Autos: "Keyless"-Schließsysteme leicht zu knacken

Autos: "Keyless"-Schließsysteme leicht zu knacken

Gefahr in Verzug: Keyless-Systeme sind ein gefundenes Fressen für technisch versierte Langfinger.

Der ÖAMTC hat 25 Automodelle unterschiedlicher Preisklassen auf die Sicherheit von per Funk gesicherten Autoschließsystemen geprüft. Das Ergebnis ist besorgniserregend.

Es ist noch bequemer als ein Funkschlüssel: Mit einem Komfort-Schließsystem, auch "Keyless" genannt, ausgestattete Autos erkennen per Funk, dass man den Schlüssel bei sich trägt. Die Zentralverriegelung öffnet sich, wenn man sich dem Fahrzeug nähert und den Türgriff berührt (oder einen Taster am Griff drückt). Meist ist auch für das Starten des Fahrzeuges kein Zündschlüssel notwendig – ein Tastendruck reicht.
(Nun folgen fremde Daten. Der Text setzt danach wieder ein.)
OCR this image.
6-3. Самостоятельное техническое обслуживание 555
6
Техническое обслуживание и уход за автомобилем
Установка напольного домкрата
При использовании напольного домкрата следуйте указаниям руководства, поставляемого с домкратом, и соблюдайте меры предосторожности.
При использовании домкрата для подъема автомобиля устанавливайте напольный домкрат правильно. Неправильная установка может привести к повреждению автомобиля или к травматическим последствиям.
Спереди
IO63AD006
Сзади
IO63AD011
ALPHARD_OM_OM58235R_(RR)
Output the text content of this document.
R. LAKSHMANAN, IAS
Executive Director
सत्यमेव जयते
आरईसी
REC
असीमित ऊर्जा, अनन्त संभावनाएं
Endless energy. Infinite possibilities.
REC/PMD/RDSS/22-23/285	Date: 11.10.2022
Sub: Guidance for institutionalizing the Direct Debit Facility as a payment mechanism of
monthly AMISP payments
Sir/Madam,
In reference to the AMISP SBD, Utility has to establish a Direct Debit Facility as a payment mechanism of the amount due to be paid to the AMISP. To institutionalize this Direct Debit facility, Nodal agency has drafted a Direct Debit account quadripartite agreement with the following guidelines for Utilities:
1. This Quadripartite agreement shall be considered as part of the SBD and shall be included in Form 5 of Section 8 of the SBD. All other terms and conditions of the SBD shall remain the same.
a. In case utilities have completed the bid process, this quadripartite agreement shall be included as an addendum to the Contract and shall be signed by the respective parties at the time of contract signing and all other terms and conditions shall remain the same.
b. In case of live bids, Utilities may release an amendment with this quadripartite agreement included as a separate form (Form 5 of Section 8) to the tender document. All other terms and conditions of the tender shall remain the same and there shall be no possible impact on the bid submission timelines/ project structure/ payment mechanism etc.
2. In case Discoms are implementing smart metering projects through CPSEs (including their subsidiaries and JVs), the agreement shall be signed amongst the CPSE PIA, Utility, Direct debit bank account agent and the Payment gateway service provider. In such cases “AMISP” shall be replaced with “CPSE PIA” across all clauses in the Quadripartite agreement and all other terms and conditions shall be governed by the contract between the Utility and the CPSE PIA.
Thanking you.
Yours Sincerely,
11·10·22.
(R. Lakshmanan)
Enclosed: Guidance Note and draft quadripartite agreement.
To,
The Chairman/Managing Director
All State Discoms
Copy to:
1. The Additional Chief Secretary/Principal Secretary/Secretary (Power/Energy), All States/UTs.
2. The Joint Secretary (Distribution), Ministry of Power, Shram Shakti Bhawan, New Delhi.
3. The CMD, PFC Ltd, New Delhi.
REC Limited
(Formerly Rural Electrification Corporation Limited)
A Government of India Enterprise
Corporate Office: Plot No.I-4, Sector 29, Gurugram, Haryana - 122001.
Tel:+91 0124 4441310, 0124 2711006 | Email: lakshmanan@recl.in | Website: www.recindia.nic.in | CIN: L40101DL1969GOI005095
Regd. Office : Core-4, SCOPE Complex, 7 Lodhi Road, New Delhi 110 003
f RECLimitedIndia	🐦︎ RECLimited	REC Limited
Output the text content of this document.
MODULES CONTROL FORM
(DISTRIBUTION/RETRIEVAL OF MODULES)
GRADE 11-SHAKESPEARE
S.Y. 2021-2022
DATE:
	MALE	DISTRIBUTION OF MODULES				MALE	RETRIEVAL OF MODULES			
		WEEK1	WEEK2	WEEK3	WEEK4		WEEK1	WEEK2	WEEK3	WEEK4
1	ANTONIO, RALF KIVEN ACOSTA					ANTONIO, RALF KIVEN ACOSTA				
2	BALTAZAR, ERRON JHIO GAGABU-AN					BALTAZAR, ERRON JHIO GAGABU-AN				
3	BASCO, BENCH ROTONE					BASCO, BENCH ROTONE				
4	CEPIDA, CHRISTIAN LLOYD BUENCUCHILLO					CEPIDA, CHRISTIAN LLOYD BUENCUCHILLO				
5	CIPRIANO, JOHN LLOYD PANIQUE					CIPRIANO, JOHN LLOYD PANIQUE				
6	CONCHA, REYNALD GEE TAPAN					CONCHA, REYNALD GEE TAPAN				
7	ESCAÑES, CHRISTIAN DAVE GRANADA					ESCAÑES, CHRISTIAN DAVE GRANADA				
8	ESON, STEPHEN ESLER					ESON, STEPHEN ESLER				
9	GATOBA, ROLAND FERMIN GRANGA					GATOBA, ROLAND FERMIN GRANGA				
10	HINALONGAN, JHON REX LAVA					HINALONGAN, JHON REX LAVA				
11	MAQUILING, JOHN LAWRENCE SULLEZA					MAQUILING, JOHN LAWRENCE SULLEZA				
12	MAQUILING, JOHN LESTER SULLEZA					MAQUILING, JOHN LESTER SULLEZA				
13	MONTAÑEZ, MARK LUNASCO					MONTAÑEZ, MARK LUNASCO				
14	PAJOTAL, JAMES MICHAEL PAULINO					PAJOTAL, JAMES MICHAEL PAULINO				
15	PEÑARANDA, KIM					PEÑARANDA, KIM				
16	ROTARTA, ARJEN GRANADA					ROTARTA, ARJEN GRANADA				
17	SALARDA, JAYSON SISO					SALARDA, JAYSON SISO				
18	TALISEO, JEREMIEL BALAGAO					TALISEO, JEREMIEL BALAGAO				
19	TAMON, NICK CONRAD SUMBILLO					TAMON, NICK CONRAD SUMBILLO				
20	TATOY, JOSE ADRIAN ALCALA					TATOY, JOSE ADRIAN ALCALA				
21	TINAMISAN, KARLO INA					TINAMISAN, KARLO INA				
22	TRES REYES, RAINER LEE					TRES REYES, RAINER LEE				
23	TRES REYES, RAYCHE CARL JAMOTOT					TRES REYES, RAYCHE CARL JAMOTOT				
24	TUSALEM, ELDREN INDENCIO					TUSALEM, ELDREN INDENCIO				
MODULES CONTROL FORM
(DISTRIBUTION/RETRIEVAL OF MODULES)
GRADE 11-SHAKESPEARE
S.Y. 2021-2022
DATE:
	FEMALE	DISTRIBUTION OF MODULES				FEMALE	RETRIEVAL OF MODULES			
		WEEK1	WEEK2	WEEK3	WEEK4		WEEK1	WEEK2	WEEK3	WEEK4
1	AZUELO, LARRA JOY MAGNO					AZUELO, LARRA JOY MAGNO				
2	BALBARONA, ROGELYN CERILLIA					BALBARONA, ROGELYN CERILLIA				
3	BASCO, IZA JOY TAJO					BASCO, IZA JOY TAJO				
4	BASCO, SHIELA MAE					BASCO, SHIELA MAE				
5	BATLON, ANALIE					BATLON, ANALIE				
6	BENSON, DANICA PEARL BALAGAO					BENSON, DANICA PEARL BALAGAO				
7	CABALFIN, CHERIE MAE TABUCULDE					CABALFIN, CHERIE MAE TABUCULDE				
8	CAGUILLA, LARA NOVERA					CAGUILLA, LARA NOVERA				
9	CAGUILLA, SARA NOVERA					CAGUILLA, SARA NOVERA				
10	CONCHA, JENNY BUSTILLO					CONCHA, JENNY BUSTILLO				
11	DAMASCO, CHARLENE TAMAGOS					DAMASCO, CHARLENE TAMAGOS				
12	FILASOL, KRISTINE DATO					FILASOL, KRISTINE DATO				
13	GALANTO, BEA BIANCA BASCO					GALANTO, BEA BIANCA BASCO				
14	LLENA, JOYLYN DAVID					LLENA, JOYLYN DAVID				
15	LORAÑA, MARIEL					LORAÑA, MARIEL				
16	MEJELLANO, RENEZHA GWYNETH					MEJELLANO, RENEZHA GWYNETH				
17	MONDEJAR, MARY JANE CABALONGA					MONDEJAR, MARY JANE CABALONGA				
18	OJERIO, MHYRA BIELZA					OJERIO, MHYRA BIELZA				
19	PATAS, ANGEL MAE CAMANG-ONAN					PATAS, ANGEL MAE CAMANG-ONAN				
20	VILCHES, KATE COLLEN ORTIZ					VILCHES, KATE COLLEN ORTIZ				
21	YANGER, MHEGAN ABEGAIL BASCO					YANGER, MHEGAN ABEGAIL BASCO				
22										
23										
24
Ein ÖAMTC-Test mit 25 aktuellen Fahrzeugen der verschiedensten Preisklassen zeigt jedoch, dass es ein solches System Dieben sehr leicht macht. Es reicht, einen kleinen Empfänger in der Nähe des Schlüssels zu positionieren und mit einem Sender zum Auto zu gehen. Kenntnisse zum Hacken, Ver- und Entschlüsseln von Daten sind dafür nicht notwendig. ÖAMTC-Cheftechniker Max Lang erklärt: "Ein einfacher 'Reichweiten-Verlängerer', der frei und legal angeboten wird, genügt. Auch ein Eigenbau ist mit entsprechenden technischen Kenntnissen mit verhältnismäßig geringem Aufwand möglich."

Die Reichweiten-Verlängerung hat im Test auch durch Türen und Mauerwerk funktioniert. Der Empfänger kann mehrere Meter vom Schlüssel entfernt sein, um das Signal über hunderte Meter zu "verlängern". Dadurch kann ein Dieb das Auto öffnen und den Motor starten, obwohl der Besitzer den Schlüssel z. B. in der Hosentasche hat, während er in einem Café sitzt. "Läuft der Motor erst einmal, bleibt er auch ohne Schlüssel so lange in Betrieb, bis er abgestellt wird oder der Sprit ausgeht. Theoretisch könnte ein Dieb also bei laufendem Motor nachtanken und das Auto problemlos über weite Strecken, auch bis ins Ausland, entführen", so Lang.

Dem so bestohlenen Besitzer kann sogar noch weiteres Ungemach drohen. "Ist der Dieb mit dem Auto außer Reichweite des Funksignals und würgt den Motor ab, kann er das Fahrzeug nicht mehr starten. Wenn er dann flüchtet und die Polizei den Wagen findet, sind meist keinerlei Diebstahlspuren zu finden", so der ÖAMTC-Experte. Das kann zum Verdacht führen, der Autobesitzer habe den Diebstahl vorgetäuscht, um Versicherungsbetrug zu begehen.

Bessere systematische Absicherung nach IT-Vorbild nötig

Genügend Potenzial für Autodiebe gibt es: "Ob im Biergarten, im Restaurant, im Sportclub, am See oder beim Golfen – ein Dieb muss nur mit dem Empfänger dem Fahrzeugbesitzer folgen, während ein Komplize sich mit dem Sender dem Fahrzeug nähert, es öffnet und wegfährt. So könnten nach und nach ganze Parkplätze geleert werden", warnt Lang.


Der Club fordert die Hersteller daher auf, die Fahrzeugelektronik systematisch nach dem Vorbild verschiedener IT-Bereiche abzusichern. "Aktuell sind Autos mit 'Keyless'-System deutlich leichter zu stehlen als andere Fahrzeuge", kritisiert der ÖAMTC-Cheftechniker. "Wer bereits ein solches Auto hat, sollte jedenfalls Nachbesserung vom Hersteller erhalten." Eine wirksame Methode, wie der Besitzer Abhilfe schaffen kann, sind spezielle Schlüsseletuis, die die Funkwellen blockieren und damit einen Diebstahl verhindern können. "Allerdings muss man so auf die Bequemlichkeit, den Schlüssel zum Öffnen und Starten des Fahrzeuges nur bei sich zu haben, verzichten und ihn stattdessen jedes Mal 'auspacken'", hält Lang abschließend fest.